Revisiting Alpert’s correlations : numerical exploration of early-stage building fire and detection

Abstract

Alpert’s correlations of fire ceiling jets have been widely used in the design of heat detectors and sprinklers since the 1970s. However, these correlations are primarily derived from large fire tests of 3.8–98 MW, high ceilings, and ideal liquid spraying flames. Thus, the feasibility of Alpert’s correlations for the smoke ceiling jet in early-stage fire detection with smaller fire sizes is still unclear. This study constructs a numerical model that is first validated by Alpert’s original ceiling temperature and velocity data of large fire powers. Then, the numerical model further explores the feasibility of Alpert’s correlations in predicting the gas temperature and velocity in steady-burning fires with 50–500 kW. Modelling confirms the accuracy of Alpert’s temperature correlations for the ceiling jet region, but suggests a large uncertainty of assuming a constant turning-region temperature for early-stage fires.

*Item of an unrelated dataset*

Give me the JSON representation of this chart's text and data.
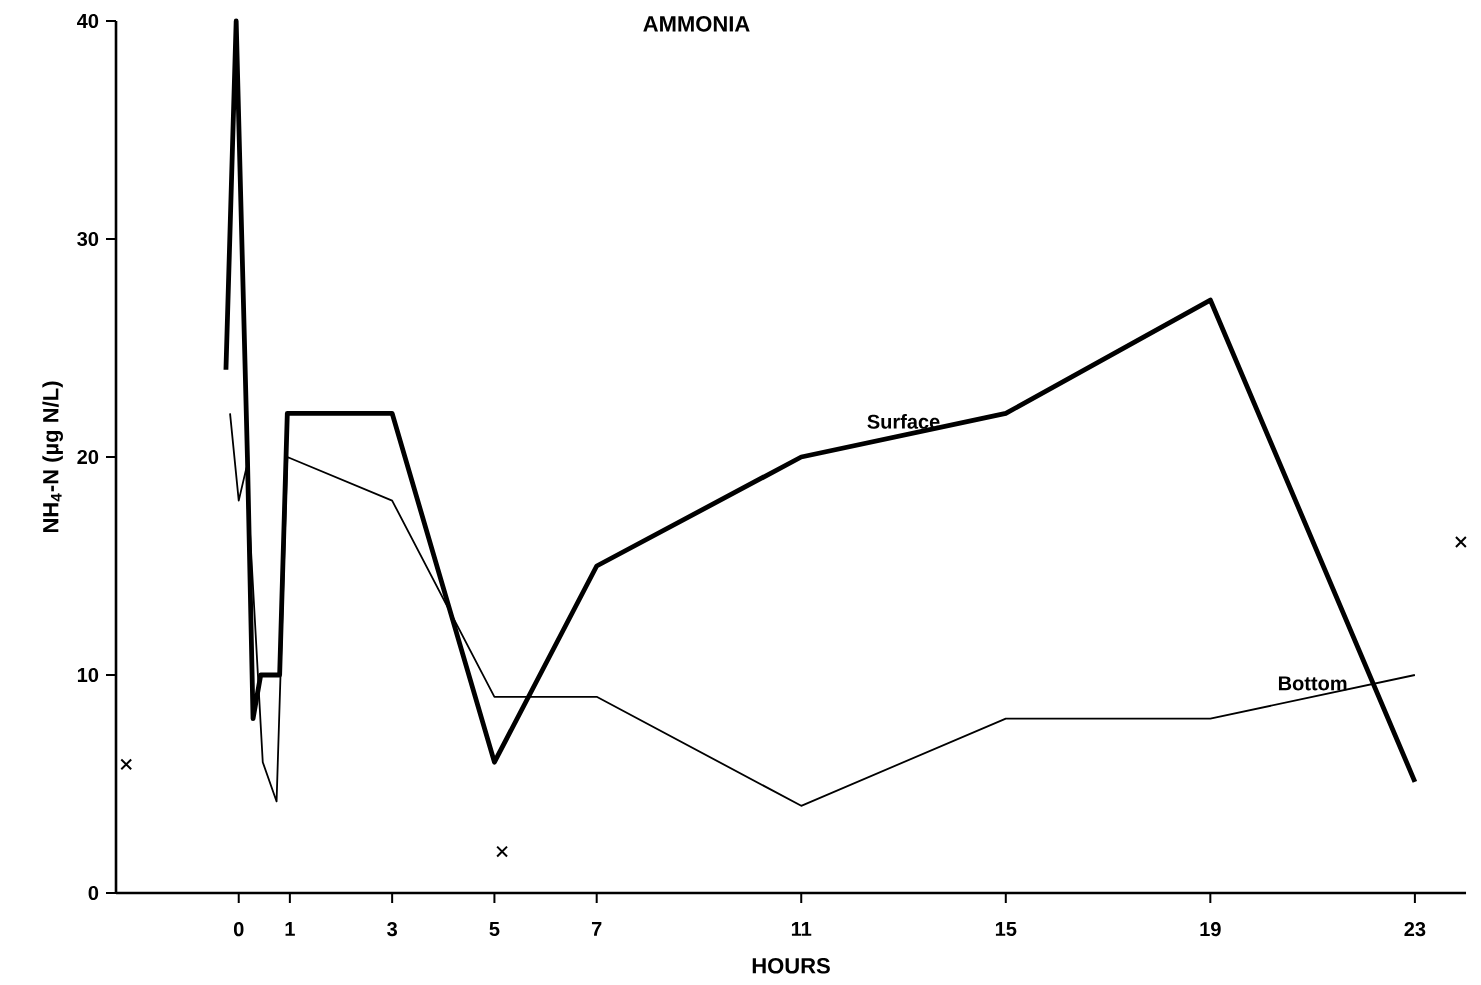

Moreover, the modelled velocity pattern of smoke ceiling jet in the plume region is non-uniform, and its value in the ceiling jet region is significantly higher than Alpert’s fitting correlation. Finally, the response time of the heat detector and sprinkler in the ceiling jet region predicted by the numerical model is shorter than Alpert’s correlations, which suggests the conventional design based on Alpert’s correlations is sufficiently conservative.